The domain of human rights in Islam is very lofty, sound and comprehensive.
Among these substantial elements Dr. Abdallati buttressed, are “sincere love
for one’s fellow human being, mercy for the young, respect for the elders,
comfort and consolation for the distressed, visiting the sick, relieving the
grieved, extending genuine feelings of brotherhood and solidarity, respect
for the rights of other people and finally enhance mutual responsibility
between the individual and society”.

WOMEN IN ISLAM

In a calm but suspicious September afternoon in 1945, an old man walking
through the bloody streets of Berlin came to an abrupt halt at the sight of
an artistic, but gruesome painting, poetically depicting war as a brutal
enterprise. Looking further down, this old man saw a woman knelt before her
two helpless kids weeping in despondency and disappointment. Although in a
state of failing health, the old man however, offered to rescue this
desperate woman from the brink of atrophy. The woman, nodding in symbolic
frustration, pleaded to be left alone, as society stood by to bear witness
against these innocent victims of an unjust cause.

The rights of women in contemporary times were not earned through natural
channels or divine teachings. Indeed history asserts that in predominantly
non-Muslim societies, women had to undergo rigmarole of struggle in hard
scrabble conditions for centuries offering painful and costly sacrifices to
gain their natural rights. In the United Kingdom for instance, women
actively participated in the 1800s protest marches sojourning with the
Chartists Movement and the March of the Blanketeers, primarily venting out
the suppression characteristic of the oppressive powers that were. During
these periods countless of women died in horrendous circumstances; some
hacked to death in pregnancy, others raped, while a large number
“disappeared”, unseen for ever. In other parts of Europe, women started
voting and owning property only years after World War 1.

On the other hand, Islam had, right from the beginning, given women a
comprehensive and inexhaustible package of rights and privileges which they
never could enjoy under other religious or constitutional systems. The
rights and responsibilities of women are equal to those of men but they are
not fully identical with them. The Qur’an attests this to in this verse:
“God has fashioned mankind according to the nature designed by Him; there is
no altering the creation of Allah.”(30:31).

The fact that Islam has given them equal rights, but not identical,
significantly reveals that it holds them into due consideration,
acknowledges them, and recognises their independent status. What Islam at
all times emphasises is the notion of equal partnership. “O mankind! Verily
we have created you from a single pair of a male and female, and made you
into nations and tribes that you may know each other.”

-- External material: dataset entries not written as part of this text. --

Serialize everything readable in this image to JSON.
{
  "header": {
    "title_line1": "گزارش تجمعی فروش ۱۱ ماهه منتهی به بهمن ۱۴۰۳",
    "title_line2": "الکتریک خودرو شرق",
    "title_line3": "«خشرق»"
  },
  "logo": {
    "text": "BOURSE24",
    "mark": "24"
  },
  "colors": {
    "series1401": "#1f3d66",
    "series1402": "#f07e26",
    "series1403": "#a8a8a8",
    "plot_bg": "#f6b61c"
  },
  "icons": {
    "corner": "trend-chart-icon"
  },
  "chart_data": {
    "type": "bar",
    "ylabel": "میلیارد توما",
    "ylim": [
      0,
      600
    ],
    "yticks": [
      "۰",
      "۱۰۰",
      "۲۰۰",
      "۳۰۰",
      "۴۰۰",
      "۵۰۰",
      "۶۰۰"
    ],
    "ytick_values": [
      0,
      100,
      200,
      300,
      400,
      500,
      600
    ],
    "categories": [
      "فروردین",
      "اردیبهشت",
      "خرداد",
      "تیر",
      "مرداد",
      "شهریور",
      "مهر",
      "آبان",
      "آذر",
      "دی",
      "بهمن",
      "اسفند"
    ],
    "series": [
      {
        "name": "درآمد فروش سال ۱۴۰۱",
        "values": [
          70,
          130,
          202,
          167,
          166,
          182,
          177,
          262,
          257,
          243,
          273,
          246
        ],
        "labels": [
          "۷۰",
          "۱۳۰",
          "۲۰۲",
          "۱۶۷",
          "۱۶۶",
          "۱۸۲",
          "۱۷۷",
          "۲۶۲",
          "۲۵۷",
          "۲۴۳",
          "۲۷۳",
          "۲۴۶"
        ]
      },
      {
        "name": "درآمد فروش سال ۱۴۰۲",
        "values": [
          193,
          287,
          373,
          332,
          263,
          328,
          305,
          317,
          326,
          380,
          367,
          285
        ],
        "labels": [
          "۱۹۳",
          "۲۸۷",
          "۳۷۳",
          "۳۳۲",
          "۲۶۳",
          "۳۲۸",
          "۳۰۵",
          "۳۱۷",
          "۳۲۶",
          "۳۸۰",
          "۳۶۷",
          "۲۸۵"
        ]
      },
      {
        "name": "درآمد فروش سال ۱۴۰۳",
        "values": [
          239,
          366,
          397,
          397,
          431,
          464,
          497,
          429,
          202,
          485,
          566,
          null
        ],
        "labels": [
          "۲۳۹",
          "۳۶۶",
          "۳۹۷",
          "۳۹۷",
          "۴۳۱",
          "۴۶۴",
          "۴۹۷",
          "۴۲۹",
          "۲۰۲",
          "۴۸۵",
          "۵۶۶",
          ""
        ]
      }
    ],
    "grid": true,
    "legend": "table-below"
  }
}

Indisputably, Islam has entrenched spiritually pedalled codes that glorify
women, give them full security and protect them against disgraceful
circumstances and undesirable channels of life. As a renowned scholar
pointed out, “it is not the tone of Islam that brands women as the product
of the devil or the seed of evil. No does the Qur’an place men as the
dominant lords of women.” They have equal rights to enter into a contract,
set up business enterprises, earn and possess independently. Their marital
lives are elaborately defined and guarded by Islam. This is an important
aspect of Islam that both the Qur’an and prophetic hadith address in detail.
In his historic farewell sermon delivered on the ninth day of Dhul Hijjah,
in the Uranah valley of mount Arafa, the holy prophet (S A W) said: “O
people, you have rights over your wives and your wives have rights over you.
Treat your wives with love and kindness. Verily you have taken them as the
trust of God, and have made their persons lawful unto you by the words of
God. Keep always faithful to the trust reposed in you, and avoid sin.”